Northern Prairie Wildlife Research Center
Wildlife researchers seem to be doing everything wrong. Few of our studies employ the hypothetico-deductive approach (Romesburg 1981) or gain the benefits from strong inference (Platt 1964). We continually conduct descriptive studies, rather than the more effective manipulative studies. We rarely select study areas at random, and even less often do the animals we study constitute a random sample. We continue to commit pseudoreplication errors (Hurlbert 1984, Heffner et al. 1996). We confuse correlation with causation (Eberhardt 1970). Frequently we measure the wrong variables such as indices to things we really care about (Anderson 2001). And we may measure them in the wrong places (convenience sampling; Anderson 2001). We often apply meaningless multivariate methods to the results of our studies (Rexstad et al. 1988). We test null hypotheses that not only are silly but are known to be false (Cherry 1998, Johnson 1999, Anderson et al. 2000). We rely on nonparametric methods that are neither necessary nor appropriate (Johnson 1995).
Such problems permeate our field. In my early years as a hypercritical statistician, I read many articles in The Journal of Wildlife Management and related journals. In virtually every article, I found problems—often serious ones—in the methods used to analyze data. That experience was repeated later in a class in evolutionary ecology. During that class, we critically reviewed many key papers in evolutionary ecology. Some students were assigned to attack, others to defend those articles. We identified substantial problems in the design, analysis, or interpretation in nearly all of those influential and highly regarded studies. Despite all our transgressions, we must be doing something right. We have brought some species back from the brink of extinction. The bald eagle (Haliaeetus leucocephalus), whooping crane (Grus americana), Aleutian Canada goose (Branta canadensis leucopareia), and gray wolf (Canis lupus) were extremely rare over much or all of their range only a few years ago; now they are much more common. Many of us had given up on the black-footed ferret (Mustela nigripes) and California condor (Gymnogyps californianus), species that, while still at risk, appear to be recovering. And we can manage for abundance if we want to, such as we have done for white-tailed deer (Odocoileus virginianus) and mallards (Anas platyrhynchos). Recently, Jack Ward Thomas spoke of the "tremendous record of success" in our field (Thomas 2000:1).

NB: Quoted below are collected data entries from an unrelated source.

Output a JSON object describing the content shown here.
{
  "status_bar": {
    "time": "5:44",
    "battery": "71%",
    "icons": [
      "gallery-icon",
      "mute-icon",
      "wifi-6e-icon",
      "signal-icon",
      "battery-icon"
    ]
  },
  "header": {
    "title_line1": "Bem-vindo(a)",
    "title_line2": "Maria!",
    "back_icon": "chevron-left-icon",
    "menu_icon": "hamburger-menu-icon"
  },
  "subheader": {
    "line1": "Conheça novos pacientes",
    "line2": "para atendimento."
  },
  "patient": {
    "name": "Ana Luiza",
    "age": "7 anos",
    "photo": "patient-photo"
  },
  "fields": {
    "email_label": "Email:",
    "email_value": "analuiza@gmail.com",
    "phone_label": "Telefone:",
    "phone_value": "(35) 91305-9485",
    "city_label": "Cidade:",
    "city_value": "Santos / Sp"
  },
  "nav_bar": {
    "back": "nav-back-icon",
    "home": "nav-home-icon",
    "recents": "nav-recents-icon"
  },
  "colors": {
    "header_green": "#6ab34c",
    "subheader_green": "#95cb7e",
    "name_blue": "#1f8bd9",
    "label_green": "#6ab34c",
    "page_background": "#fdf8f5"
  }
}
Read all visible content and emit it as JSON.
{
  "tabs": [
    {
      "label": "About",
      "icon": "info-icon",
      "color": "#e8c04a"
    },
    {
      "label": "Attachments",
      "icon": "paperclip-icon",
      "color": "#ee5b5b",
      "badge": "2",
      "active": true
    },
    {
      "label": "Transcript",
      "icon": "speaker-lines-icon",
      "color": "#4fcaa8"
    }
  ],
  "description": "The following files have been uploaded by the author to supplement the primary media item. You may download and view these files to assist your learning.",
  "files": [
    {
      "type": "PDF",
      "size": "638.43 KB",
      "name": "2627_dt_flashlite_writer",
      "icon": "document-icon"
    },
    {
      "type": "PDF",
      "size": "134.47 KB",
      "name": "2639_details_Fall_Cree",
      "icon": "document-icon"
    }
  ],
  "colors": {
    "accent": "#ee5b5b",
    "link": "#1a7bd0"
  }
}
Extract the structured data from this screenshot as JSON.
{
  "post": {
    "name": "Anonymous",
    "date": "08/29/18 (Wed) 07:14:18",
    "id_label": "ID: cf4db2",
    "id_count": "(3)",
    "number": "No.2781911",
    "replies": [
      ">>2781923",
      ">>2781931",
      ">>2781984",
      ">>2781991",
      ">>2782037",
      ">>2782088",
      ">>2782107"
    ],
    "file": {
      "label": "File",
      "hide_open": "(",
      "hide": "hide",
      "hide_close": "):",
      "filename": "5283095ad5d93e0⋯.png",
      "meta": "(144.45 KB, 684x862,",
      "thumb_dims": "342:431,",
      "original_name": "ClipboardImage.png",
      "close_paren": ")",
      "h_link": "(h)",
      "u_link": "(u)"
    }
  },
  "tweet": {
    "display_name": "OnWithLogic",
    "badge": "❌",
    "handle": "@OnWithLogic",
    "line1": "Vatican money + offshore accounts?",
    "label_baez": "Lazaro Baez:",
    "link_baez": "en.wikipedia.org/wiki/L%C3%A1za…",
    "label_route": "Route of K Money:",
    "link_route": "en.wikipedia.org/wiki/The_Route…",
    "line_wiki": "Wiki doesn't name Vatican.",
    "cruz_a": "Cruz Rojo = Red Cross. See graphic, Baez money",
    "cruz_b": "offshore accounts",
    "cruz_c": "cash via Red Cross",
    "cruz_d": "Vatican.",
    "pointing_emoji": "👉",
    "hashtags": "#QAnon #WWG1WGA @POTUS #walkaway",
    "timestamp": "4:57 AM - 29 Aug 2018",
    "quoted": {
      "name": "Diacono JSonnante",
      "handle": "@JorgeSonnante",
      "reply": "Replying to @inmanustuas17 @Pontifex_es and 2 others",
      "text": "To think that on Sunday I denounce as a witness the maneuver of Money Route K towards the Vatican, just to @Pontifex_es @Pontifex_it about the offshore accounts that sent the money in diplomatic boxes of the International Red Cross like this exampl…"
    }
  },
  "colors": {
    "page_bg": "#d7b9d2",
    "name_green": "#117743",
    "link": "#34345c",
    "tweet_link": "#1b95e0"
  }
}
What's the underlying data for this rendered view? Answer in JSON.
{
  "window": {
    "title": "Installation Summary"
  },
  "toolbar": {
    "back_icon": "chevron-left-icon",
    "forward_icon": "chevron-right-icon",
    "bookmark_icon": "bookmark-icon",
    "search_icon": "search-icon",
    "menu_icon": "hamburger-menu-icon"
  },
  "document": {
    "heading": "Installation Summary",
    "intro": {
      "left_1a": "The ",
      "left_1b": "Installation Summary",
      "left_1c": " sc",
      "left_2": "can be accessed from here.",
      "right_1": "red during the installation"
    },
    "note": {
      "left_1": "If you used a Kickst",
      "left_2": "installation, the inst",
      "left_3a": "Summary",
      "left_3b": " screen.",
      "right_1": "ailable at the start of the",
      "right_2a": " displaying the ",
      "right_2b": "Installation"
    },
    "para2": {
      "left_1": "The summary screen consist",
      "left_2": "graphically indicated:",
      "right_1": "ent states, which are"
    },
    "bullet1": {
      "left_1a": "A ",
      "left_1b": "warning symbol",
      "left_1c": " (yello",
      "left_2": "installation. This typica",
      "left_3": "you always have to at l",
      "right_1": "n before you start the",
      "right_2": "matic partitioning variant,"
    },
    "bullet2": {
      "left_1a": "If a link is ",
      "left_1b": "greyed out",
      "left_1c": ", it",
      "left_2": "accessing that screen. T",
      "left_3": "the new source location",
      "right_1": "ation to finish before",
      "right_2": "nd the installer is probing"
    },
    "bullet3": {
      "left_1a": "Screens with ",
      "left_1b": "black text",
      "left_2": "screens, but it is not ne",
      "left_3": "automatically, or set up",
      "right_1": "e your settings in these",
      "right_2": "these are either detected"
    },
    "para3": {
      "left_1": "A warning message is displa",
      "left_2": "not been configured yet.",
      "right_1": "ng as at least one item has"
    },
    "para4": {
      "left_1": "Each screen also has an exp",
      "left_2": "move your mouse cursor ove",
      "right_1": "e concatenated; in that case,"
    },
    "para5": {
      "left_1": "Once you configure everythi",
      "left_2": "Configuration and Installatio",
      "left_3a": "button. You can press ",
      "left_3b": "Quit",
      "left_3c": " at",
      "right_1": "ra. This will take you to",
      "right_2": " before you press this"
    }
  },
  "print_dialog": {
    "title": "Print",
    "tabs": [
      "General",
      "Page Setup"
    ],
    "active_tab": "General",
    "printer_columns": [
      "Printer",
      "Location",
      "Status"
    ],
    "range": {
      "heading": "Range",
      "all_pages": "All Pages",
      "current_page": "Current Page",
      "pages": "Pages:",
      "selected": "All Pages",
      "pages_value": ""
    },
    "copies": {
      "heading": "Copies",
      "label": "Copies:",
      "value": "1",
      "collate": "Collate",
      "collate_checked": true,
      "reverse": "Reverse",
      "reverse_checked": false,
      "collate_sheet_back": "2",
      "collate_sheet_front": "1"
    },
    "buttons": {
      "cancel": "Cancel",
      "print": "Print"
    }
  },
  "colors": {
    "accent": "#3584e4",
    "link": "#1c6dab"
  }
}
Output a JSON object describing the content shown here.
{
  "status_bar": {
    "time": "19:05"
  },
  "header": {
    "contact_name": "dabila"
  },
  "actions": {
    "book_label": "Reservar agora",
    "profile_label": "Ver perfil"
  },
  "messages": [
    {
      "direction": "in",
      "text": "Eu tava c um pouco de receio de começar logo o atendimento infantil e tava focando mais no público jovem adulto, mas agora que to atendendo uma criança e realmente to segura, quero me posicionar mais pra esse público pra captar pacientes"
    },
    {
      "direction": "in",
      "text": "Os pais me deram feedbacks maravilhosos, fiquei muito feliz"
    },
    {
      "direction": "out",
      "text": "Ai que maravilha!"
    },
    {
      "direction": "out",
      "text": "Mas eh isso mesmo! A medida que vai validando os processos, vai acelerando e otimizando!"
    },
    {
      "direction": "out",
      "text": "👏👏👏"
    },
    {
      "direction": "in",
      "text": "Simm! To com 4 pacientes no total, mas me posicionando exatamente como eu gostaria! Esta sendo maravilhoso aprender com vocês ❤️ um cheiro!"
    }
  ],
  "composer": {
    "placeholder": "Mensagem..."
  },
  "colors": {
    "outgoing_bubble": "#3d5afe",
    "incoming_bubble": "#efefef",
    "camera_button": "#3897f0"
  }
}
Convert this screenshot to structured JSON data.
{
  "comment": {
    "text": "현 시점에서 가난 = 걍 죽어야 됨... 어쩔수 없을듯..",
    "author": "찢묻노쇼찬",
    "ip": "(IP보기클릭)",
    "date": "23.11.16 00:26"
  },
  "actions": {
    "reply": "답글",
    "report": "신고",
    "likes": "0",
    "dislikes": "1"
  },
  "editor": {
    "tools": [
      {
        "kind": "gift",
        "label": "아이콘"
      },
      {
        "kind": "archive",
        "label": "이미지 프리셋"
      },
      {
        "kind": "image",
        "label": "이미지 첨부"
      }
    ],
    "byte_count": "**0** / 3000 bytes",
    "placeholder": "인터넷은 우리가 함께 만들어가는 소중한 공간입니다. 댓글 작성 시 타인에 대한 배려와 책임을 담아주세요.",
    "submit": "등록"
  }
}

Why this apparent inconsistency between our error-prone methods and the successes of our profession? I hope to address that question here by discussing what truly is important in scientific research. I first discuss causation, then manipulative experimentation as a powerful way of learning about causal mechanisms. The 3 cornerstones of experimentation are control, randomization, and replication. These features also are integral to observational studies and sample surveys, which are more common in our field. For those types of studies especially, I argue that the most important feature is replication. Further, I expand this concept to the level of metareplication—replication of entire studies—and suggest that this is the most reliable method of learning about the world. It is a natural way of human thinking and is consistent with a Bayesian approach to statistical inference. Metareplication allows us to exploit the values of small studies, each of which individually may be unable to reach definitive conclusions. Metareplication provides us greater confidence that certain relationships are general and not specific to the circumstances that prevailed during a single study.